Lift communication curbs, demands Kashmir Press Club as shutdown enters 51st daytext_fields
Srinagar: The Kashmir Press Club (KPC) has denounced the communication gag in the valley and called for resumption of the services as the clampdown continued for the 51st day on Tuesday.
Officials said the authorities would take a call at an appropriate time on the resumption of the mobile and Internet services, which remained suspended in most parts of the valley since last month when the Centre scrapped Jammu and Kashmir's special status.
In a statement, the KPC reiterated its demand for the government to immediately lift the communication blockade, which it said would enable the media to function without any hassle in the valley.
"The KPC is deeply concerned over the prolonged and unprecedented communication shutdown in Kashmir. It has severely hampered work of journalists and media," it said.
"Journalists are handicapped and unable to get confirmation about ground situation due to this communication blockade. The restrictions are totally unwarranted and unreasonable and aimed at gagging the Kashmir press," the KPC said.
It added that there had been several reminders from the club to the government for freeing the communication of newspaper offices, journalists and the club itself.
"But an inordinate delay in restoring the communication confirms the misgiving that the government does not intend to provide an enabling atmosphere for the media to operate in the valley," the statement said.

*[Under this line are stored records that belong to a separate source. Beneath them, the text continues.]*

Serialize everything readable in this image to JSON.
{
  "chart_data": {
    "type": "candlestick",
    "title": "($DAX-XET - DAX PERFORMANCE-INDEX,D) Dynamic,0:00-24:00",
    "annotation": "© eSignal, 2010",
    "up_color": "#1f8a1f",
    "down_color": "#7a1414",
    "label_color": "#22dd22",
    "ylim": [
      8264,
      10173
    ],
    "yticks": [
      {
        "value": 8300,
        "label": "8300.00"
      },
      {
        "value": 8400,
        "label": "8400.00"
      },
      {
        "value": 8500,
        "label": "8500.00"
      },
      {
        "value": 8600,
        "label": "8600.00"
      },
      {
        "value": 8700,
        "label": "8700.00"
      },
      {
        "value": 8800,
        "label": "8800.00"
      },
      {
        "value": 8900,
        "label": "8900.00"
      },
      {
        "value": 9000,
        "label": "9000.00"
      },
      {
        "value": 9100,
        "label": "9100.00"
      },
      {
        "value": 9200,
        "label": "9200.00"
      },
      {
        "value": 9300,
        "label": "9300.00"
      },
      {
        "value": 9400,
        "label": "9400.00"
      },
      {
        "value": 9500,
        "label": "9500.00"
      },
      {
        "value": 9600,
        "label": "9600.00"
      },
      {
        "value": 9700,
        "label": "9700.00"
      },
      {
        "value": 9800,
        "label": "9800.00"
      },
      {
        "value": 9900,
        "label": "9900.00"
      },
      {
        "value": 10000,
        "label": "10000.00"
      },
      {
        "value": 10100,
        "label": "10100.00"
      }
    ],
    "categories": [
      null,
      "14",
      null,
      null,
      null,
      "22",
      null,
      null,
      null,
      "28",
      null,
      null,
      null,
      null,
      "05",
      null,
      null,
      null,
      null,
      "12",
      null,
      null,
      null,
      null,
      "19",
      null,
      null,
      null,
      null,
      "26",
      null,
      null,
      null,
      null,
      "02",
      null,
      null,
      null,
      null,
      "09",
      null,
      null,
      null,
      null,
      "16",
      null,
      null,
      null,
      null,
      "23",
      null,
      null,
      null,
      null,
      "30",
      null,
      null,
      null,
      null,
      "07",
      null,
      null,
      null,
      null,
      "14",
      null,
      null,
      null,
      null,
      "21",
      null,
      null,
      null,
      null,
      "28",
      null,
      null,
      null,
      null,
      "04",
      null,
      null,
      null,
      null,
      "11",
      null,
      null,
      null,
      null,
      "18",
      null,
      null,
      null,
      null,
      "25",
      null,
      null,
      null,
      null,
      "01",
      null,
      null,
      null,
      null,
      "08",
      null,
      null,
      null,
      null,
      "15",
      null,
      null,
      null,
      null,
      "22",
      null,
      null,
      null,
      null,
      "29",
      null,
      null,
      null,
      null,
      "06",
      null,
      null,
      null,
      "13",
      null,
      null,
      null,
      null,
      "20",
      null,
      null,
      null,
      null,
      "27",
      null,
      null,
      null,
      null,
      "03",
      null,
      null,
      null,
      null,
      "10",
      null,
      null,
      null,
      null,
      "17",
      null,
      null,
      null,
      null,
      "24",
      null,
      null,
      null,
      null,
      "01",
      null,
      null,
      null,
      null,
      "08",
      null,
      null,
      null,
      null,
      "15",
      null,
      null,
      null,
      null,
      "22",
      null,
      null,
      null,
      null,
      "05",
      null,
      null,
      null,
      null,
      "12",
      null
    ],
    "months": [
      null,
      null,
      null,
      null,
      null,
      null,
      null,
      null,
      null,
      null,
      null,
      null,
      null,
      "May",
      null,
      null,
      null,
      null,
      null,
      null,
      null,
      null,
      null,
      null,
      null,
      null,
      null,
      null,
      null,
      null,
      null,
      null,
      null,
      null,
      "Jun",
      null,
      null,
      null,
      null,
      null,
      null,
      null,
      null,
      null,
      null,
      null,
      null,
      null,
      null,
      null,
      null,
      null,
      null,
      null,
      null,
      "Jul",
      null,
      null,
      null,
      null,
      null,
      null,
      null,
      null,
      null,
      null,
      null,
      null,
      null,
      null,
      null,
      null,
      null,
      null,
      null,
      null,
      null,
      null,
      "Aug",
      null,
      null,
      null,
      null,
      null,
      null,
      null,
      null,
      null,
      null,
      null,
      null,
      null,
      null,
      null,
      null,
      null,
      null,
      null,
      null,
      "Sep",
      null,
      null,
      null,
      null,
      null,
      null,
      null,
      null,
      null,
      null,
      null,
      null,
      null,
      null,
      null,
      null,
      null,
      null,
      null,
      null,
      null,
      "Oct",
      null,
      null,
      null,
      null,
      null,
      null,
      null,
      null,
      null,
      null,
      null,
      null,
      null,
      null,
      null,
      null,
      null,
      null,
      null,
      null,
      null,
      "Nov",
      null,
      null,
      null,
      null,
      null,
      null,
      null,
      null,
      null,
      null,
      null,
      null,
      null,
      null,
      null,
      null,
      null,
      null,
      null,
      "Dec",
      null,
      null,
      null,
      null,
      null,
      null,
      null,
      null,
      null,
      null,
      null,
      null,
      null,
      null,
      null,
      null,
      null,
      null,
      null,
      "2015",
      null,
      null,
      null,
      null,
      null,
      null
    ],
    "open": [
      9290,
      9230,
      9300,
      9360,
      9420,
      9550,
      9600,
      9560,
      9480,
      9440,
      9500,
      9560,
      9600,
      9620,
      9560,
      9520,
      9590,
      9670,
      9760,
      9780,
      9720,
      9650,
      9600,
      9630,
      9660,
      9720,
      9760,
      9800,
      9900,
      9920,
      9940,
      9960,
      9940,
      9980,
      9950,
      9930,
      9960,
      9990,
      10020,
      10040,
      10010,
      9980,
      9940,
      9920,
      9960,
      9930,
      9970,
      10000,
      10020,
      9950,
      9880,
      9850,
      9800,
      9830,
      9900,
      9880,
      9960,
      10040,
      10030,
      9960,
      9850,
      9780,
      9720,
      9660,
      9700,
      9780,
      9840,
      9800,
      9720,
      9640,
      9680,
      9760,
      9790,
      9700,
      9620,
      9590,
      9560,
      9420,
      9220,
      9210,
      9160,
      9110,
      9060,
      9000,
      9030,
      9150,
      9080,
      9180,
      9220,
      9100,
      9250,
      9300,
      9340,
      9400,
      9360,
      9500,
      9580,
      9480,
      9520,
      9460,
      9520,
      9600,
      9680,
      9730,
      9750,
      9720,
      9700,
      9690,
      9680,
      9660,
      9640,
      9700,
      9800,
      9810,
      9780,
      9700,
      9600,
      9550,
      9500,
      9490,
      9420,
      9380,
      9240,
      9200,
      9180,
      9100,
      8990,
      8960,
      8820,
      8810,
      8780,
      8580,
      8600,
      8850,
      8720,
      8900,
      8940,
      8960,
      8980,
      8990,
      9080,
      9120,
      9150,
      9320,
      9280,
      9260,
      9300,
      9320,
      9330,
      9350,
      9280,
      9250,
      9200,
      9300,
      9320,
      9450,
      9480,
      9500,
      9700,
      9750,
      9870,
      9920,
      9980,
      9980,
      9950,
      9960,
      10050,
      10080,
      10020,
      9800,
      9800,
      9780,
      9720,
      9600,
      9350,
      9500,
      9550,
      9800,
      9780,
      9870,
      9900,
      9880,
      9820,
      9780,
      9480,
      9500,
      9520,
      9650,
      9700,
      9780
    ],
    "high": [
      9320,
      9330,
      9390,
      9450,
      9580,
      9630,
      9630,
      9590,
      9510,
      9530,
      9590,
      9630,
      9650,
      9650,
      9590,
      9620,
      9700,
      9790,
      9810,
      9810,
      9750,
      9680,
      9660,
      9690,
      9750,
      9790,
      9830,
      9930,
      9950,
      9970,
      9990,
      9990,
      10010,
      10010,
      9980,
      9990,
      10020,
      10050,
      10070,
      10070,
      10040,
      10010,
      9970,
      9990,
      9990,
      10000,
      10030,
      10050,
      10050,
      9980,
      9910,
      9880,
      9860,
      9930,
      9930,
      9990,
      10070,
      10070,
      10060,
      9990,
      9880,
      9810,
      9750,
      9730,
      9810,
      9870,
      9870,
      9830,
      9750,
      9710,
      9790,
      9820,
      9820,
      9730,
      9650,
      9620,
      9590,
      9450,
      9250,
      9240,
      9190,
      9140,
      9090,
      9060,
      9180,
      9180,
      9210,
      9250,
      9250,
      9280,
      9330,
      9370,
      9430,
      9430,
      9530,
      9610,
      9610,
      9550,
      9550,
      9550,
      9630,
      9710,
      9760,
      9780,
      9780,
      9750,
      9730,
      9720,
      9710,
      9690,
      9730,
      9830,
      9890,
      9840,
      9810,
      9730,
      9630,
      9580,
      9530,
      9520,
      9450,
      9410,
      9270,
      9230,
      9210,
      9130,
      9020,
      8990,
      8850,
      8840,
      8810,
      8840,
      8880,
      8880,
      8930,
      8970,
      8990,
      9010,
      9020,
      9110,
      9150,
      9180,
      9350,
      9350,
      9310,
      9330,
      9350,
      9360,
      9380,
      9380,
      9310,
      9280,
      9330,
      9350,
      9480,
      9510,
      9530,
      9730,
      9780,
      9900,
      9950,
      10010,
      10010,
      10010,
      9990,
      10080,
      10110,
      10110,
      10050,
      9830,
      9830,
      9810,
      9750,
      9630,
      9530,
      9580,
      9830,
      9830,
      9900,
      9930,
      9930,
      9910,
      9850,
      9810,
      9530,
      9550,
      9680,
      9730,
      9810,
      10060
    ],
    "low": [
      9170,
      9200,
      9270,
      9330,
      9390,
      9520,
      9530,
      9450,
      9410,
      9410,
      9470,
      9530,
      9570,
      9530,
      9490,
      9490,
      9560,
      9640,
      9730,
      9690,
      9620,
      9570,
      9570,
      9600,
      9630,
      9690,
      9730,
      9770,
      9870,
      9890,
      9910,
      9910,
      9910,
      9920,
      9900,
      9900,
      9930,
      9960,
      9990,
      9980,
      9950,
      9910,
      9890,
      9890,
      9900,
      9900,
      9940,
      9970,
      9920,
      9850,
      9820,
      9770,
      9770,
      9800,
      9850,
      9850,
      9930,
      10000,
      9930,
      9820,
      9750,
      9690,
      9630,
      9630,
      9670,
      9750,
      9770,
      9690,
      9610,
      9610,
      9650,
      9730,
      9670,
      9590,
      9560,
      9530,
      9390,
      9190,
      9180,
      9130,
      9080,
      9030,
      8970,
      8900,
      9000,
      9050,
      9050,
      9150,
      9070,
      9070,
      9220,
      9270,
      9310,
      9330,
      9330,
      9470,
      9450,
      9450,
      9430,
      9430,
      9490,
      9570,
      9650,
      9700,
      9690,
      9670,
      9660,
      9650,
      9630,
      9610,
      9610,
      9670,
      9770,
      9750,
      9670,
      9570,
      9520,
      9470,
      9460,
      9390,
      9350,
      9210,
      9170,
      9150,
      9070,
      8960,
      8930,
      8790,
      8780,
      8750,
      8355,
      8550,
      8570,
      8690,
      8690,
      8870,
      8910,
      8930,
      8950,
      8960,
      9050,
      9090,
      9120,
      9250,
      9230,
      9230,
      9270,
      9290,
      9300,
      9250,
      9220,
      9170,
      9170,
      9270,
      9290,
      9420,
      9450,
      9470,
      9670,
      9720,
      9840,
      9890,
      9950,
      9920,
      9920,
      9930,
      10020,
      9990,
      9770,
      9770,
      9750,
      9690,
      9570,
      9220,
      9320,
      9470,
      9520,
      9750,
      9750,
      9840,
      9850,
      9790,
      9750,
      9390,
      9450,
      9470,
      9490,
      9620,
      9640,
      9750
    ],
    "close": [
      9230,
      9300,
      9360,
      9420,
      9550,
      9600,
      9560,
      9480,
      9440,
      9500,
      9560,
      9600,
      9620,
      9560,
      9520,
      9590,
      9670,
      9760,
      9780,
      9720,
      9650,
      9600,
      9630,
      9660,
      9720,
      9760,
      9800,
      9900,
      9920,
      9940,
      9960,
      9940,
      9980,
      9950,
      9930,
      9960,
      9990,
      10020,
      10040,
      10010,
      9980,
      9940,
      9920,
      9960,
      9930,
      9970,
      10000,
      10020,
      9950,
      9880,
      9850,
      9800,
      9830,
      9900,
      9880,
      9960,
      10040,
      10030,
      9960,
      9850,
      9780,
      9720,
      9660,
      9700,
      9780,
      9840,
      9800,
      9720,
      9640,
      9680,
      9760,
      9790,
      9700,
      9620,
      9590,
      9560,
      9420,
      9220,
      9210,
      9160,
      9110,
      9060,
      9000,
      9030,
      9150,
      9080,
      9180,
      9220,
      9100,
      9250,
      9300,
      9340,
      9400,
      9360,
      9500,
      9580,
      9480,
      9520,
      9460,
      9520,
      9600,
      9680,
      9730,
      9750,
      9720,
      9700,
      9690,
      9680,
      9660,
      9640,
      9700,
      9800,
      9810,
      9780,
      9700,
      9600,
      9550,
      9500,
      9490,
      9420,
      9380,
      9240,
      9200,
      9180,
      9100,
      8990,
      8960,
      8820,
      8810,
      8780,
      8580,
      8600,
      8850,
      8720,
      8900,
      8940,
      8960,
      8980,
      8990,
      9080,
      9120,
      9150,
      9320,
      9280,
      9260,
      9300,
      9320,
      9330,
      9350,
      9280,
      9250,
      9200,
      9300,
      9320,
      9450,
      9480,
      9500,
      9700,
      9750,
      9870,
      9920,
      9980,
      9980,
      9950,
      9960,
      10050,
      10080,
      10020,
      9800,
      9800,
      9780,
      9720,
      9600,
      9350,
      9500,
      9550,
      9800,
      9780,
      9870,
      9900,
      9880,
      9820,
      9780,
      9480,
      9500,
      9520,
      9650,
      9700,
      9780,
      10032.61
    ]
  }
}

The KPC had also submitted a list containing the mobile phone numbers of the accredited journalists, editors and the registered members of the KPC to the authorities concerned last Thursday, it said. "But, unfortunately, no action appears to have been taken over it so far."
Normal life remained affected in Kashmir on Tuesday as main markets and other business establishments were shut, officials said.
Public transport was off the roads, while private cars were plying unhindered. Few interdistrict cabs and auto-rickshaws were also seen plying in some areas of the city, according to the officials.
There were no restrictions anywhere in the valley, the officials said, adding security forces were deployed in strength in the vulnerable areas of the valley to maintain law and order.
Landline connectivity is functional across the valley, but voice calls on mobile devices are working only in Kupwara and Handwara police districts of north Kashmir, officials said. There are apprehensions of the mobile and Internet services being misused by "anti-national" elements to fuel violence in the valley, they added.
Restrictions were first imposed on August 5 when the Centre announced its decision to abrogate Article 370, which gave special status to the state, and bifurcated it into Union territories.
The restrictions were lifted in phases from many parts of Kashmir. However, the authorities have been imposing restrictions in vulnerable areas every Friday in view of apprehensions that vested interests might exploit the large Friday prayer gatherings at big mosques and shrines to fuel protests.
Friday prayers have not been allowed at any of the major mosques or shrines, including Jamia Masjid in Nowhatta or Dargah Sharief in Hazratbal, for the over a month now.
Efforts of the state government to open schools have not borne any fruit as parents continued to keep the kids at home due to apprehensions about their safety.
Most of the top-level and second-rung separatist politicians have been taken into preventive custody, while mainstream leaders, including two former chief ministers -- Omar Abdullah and Mehbooba Mufti -- have been either detained or placed under house arrest.
Another former chief minister and sitting Srinagar MP Farooq Abdullah has been arrested under the controversial Public Safety act, a law enacted by his father and National Conference founder Sheikh Abdullah in 1978 when he was the chief minister.